Les bactéries peuvent s’adapter grâce à un minuteur biologique pour survivre aux traitements antibiotiques

 

La capacité des micro-organismes à surmonter les traitements antibiotiques est l'un des principaux sujets de préoccupation de la médecine moderne. L'efficacité de beaucoup d'antibiotiques a été réduite par la capacité des bactéries à évoluer rapidement et à développer des stratégies pour résister aux antibiotiques. Les bactéries y parviennent grâce à des mécanismes spécifiques qui sont adaptés à la structure moléculaire ou à la fonction d'un antibiotique en particulier. Par exemple, les bactéries vont typiquement développer une résistance aux médicaments par l'évolution d'une mutation qui leur permet de décomposer le médicament.

Des chercheurs de l'Université hébraïque de Jérusalem ont tenté de déterminer s'ils pouvaient prédire un processus évolutif différent et le suivre en temps réel. En utilisant l'approche quantitative des physiciens, l'équipe a développé des outils d'expérimentation pour mesurer précisément la réponse des bactéries aux antibiotiques, et a développé un modèle mathématique du processus. Le modèle les a conduits à émettre l'hypothèse qu'une dose quotidienne toutes les trois heures permettrait aux bactéries de prévoir l’administration du médicament, et d’entrer en dormance pendant cette période afin de survivre.

Cette recherche a été dirigée par le professeur Nathalie Balaban de l'Institut de Physique Racah à la Faculté des sciences de l'Université hébraïque de Jérusalem, en collaboration avec des collègues de l'Institut Racah, du Centre de biologie computationnelle Sudarsky de l'Université de Jérusalem, du Broad Institute de Harvard et du MIT. «Optimisation des temps de latence à la base sous-tendant la tolérance des populations bactériennes qui évoluent sous l'exposition d’antibiotiques intermittent," a été publié dans l'édition du 25 juin de la revue Nature.

Pour vérifier leur hypothèse, les chercheurs ont administré des antibiotiques aux populations bactériennes dans un laboratoire pendant exactement trois heures chaque jour. Après seulement dix jours, ils ont pu observer que les bactéries utilisaient une nouvelle tactique de survie.
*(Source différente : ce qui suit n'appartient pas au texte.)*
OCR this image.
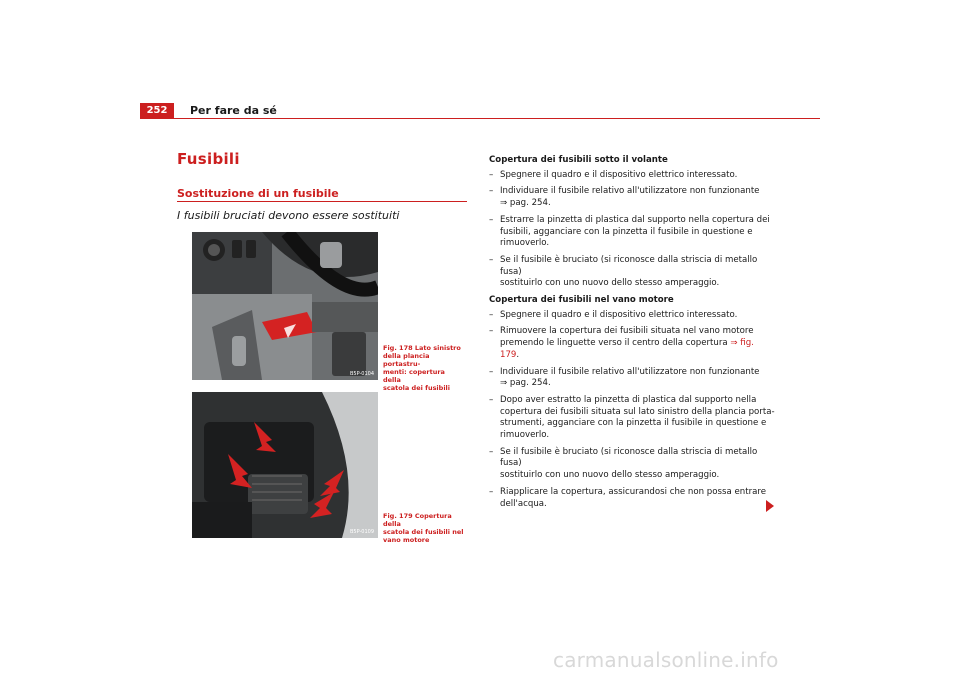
252	Per fare da sé
Fusibili
Sostituzione di un fusibile
I fusibili bruciati devono essere sostituiti
B5P-0104

Fig. 178 Lato sinistro

della plancia portastru-

menti: copertura della

scatola dei fusibili

B5P-0109

Fig. 179 Copertura della

scatola dei fusibili nel

vano motore

Copertura dei fusibili sotto il volante

– Spegnere il quadro e il dispositivo elettrico interessato.
– Individuare il fusibile relativo all'utilizzatore non funzionante
⇒ pag. 254.
– Estrarre la pinzetta di plastica dal supporto nella copertura dei
fusibili, agganciare con la pinzetta il fusibile in questione e
rimuoverlo.
– Se il fusibile è bruciato (si riconosce dalla striscia di metallo fusa)
sostituirlo con uno nuovo dello stesso amperaggio.

Copertura dei fusibili nel vano motore

– Spegnere il quadro e il dispositivo elettrico interessato.
– Rimuovere la copertura dei fusibili situata nel vano motore
premendo le linguette verso il centro della copertura ⇒ fig. 179.
– Individuare il fusibile relativo all'utilizzatore non funzionante
⇒ pag. 254.
– Dopo aver estratto la pinzetta di plastica dal supporto nella
copertura dei fusibili situata sul lato sinistro della plancia porta-
strumenti, agganciare con la pinzetta il fusibile in questione e
rimuoverlo.
– Se il fusibile è bruciato (si riconosce dalla striscia di metallo fusa)
sostituirlo con uno nuovo dello stesso amperaggio.
– Riapplicare la copertura, assicurandosi che non possa entrare
dell'acqua.
carmanualsonline.info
Lorsqu'elles sont exposées à des cycles répétés de traitements antibiotiques, les bactéries s’adaptent à la durée de la contrainte résiduelle par antibiotique en se mettant en dormance pendant la période de traitement.
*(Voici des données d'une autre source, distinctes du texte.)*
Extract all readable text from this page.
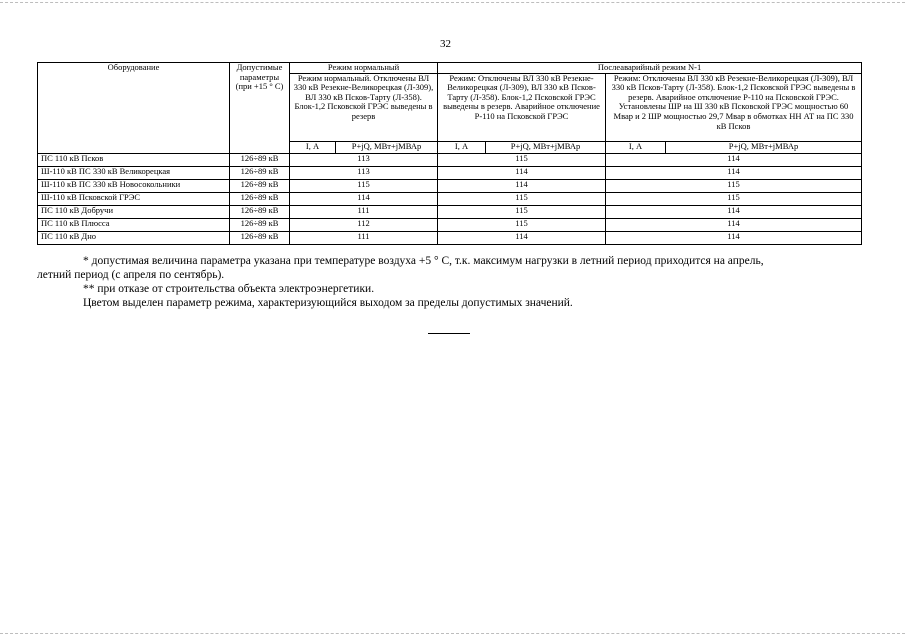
32
Оборудование	Допустимые параметры (при +15 ° С)	Режим нормальный		Послеаварийный режим N-1			
		Режим нормальный. Отключены ВЛ 330 кВ Резекне-Великорецкая (Л-309), ВЛ 330 кВ Псков-Тарту (Л-358). Блок-1,2 Псковской ГРЭС выведены в резерв		Режим: Отключены ВЛ 330 кВ Резекне-Великорецкая (Л-309), ВЛ 330 кВ Псков-Тарту (Л-358). Блок-1,2 Псковской ГРЭС выведены в резерв. Аварийное отключение Р-110 на Псковской ГРЭС		Режим: Отключены ВЛ 330 кВ Резекне-Великорецкая (Л-309), ВЛ 330 кВ Псков-Тарту (Л-358). Блок-1,2 Псковской ГРЭС выведены в резерв. Аварийное отключение Р-110 на Псковской ГРЭС. Установлены ШР на Ш 330 кВ Псковской ГРЭС мощностью 60 Мвар и 2 ШР мощностью 29,7 Мвар в обмотках НН АТ на ПС 330 кВ Псков	
		I, А	P+jQ, МВт+jМВАр	I, А	P+jQ, МВт+jМВАр	I, А	P+jQ, МВт+jМВАр
ПС 110 кВ Псков	126÷89 кВ	113		115		114	
Ш-110 кВ ПС 330 кВ Великорецкая	126÷89 кВ	113		114		114	
Ш-110 кВ ПС 330 кВ Новосокольники	126÷89 кВ	115		114		115	
Ш-110 кВ Псковской ГРЭС	126÷89 кВ	114		115		115	
ПС 110 кВ Добручи	126÷89 кВ	111		115		114	
ПС 110 кВ Плюсса	126÷89 кВ	112		115		114	
ПС 110 кВ Дно	126÷89 кВ	111		114		114	

* допустимая величина параметра указана при температуре воздуха +5 ° С, т.к. максимум нагрузки в летний период приходится на апрель,

летний период (с апреля по сентябрь).

** при отказе от строительства объекта электроэнергетики.

Цветом выделен параметр режима, характеризующийся выходом за пределы допустимых значений.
Les résultats ont démontré que les bactéries peuvent s’adapter en quelques jours. Plus important encore, cela démontre pour la première fois que les bactéries peuvent développer une minuterie biologique pour survivre à l'exposition aux antibiotiques.

Pour tester davantage leurs hypothèses, les chercheurs ont administré des antibiotiques durant des périodes différentes, exposant trois populations de bactéries différentes à des expositions répétées quotidiennes d'antibiotiques pendant 3, 5 ou 8 heures. Remarquablement, chacune des populations se sont adaptées en prolongeant leur stade de dormance pour correspondre à la durée de l'exposition.
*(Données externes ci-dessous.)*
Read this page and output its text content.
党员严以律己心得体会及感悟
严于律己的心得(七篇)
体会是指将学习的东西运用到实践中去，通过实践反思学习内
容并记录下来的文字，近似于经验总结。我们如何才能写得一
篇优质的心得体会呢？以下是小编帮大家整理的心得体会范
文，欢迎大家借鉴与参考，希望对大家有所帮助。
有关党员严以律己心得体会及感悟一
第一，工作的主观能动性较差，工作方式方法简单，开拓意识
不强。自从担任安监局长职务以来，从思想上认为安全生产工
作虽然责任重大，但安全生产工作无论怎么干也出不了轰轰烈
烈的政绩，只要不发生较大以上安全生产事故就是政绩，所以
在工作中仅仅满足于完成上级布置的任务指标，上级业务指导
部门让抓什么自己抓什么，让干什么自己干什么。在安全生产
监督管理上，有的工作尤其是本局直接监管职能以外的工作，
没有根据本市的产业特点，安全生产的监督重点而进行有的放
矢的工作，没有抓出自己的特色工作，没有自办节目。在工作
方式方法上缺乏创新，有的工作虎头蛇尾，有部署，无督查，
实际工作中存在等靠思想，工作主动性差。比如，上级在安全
Grâce à cette nouvelle compréhension de la façon dont les populations bactériennes font évoluer leurs stratégies de survie contre les antibiotiques, les scientifiques pourraient développer de nouvelles approches pour ralentir l'évolution de la résistance aux antibiotiques.

Maintenant qu'ils ont identifié la mutation responsable de la minuterie biologique, les chercheurs veulent recueillir des données cliniques pour voir si une réponse minutée similaire aux antibiotiques est active chez les êtres humains, permettant aux bactéries de rendre moins efficace les antibiotiques pris à heure fixe. Si cela s’avère être le cas, cela pourrait expliquer l'échec des traitements antibiotiques observés dans plusieurs maladies. A l'avenir, cela pourrait aider les médecins à recommander différents programmes de traitement. Cela pourrait également conduire à l'élaboration et l'utilisation accrue de médicaments qui peuvent maintenir des niveaux constants dans le corps.

Selon les chercheurs, l'étude démontre que les approches quantitatives de la physique peuvent aussi être utilisées pour traiter des questions fondamentales ainsi que cliniquement pertinentes en biologie.

Ce travail de recherche a été soutenu par le Conseil européen de la recherche (subvention de démarrage # 260871) et la Fondation israélienne des sciences (° 592/10), avec le soutien de la bourse Levtzion pour le chercheur Ofer Fridman.